LE COMPLEXE DE ROLAND.
Homme d’esprit celte mon frère quelle est ta devise ? « Le soleil est mon père, la terre est ma mère rien de ce qui est humain ne n’est étranger, un peu d’internationalisme éloigne de la patrie beaucoup y ramène, la Terre est mon vaisseau spatial ».
Se vouer à la défense et à l’illustration du néopaganisme celtique implique un héroïsme personnel quotidien, vu l’idéologie dominante, y compris au sein du milieu familial.
Car les idéologies dominantes ça existe, surtout dans les sociétés qui pensent en être débarrassées. La plus grande ruse d’une propagande omniprésente c’est de faire croire qu’elle n’existe pas.
Avec le recul cela se voit particulièrement dans les conflits internationaux comme la guerre en Irak au début du 21e siècle. Noam Chomsky a appelé ça « la fabrique du consentement ».
Exemple d’idéologie dominante en France.
— En France, le 13 juillet 1789, autrement dit à la veille de la révolution, l’idée reçue était celle-ci. Le roi est un homme bon (ce qui était d’ailleurs plus ou moins vrai). Il est comme un père pour nous. Mais il est mal entouré, mal conseillé. Par ses ministres notamment. Et surtout par sa femme, qui est une salope d’étrangère (Marie-Antoinette était autrichienne effectivement. Voir le film de Coppola sur le sujet).

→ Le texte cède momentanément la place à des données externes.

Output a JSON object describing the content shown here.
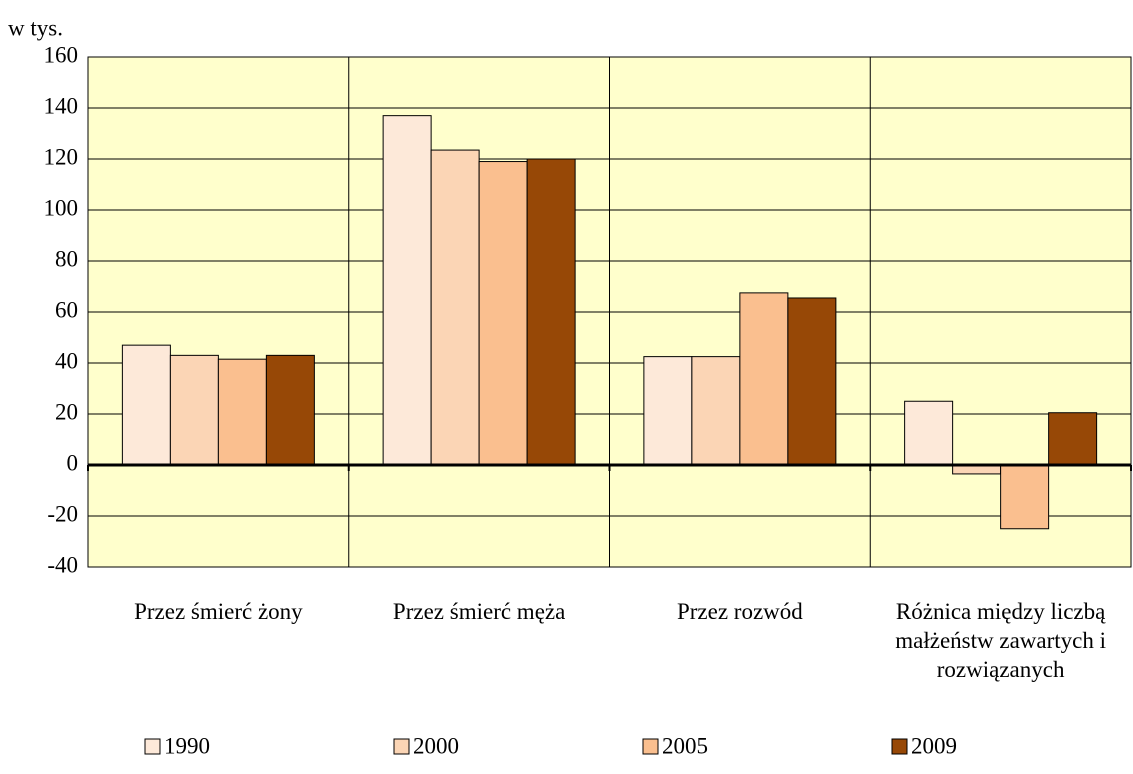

— en 1941 être pour la Résistance c’était être pour les Anglais et pour les communistes. Rares sont les journalistes antifascistes d’aujourd’hui qui auraient sauté le pas à l’époque. Être pour les résistants en 1941 c’était rompre totalement avec le bien confortable conformisme ambiant et se ranger aux côtés des gens « pas bien » !
— En France toujours hélas ; à propos de l’islam. Le vrai islam est une religion d’amour et de tolérance qui a toujours été victime de beaucoup de persécutions et Mahomet est mort en martyr.
— Autre idée reçue en France, mais à propos du parti politique qu’est le Front national cette fois-ci.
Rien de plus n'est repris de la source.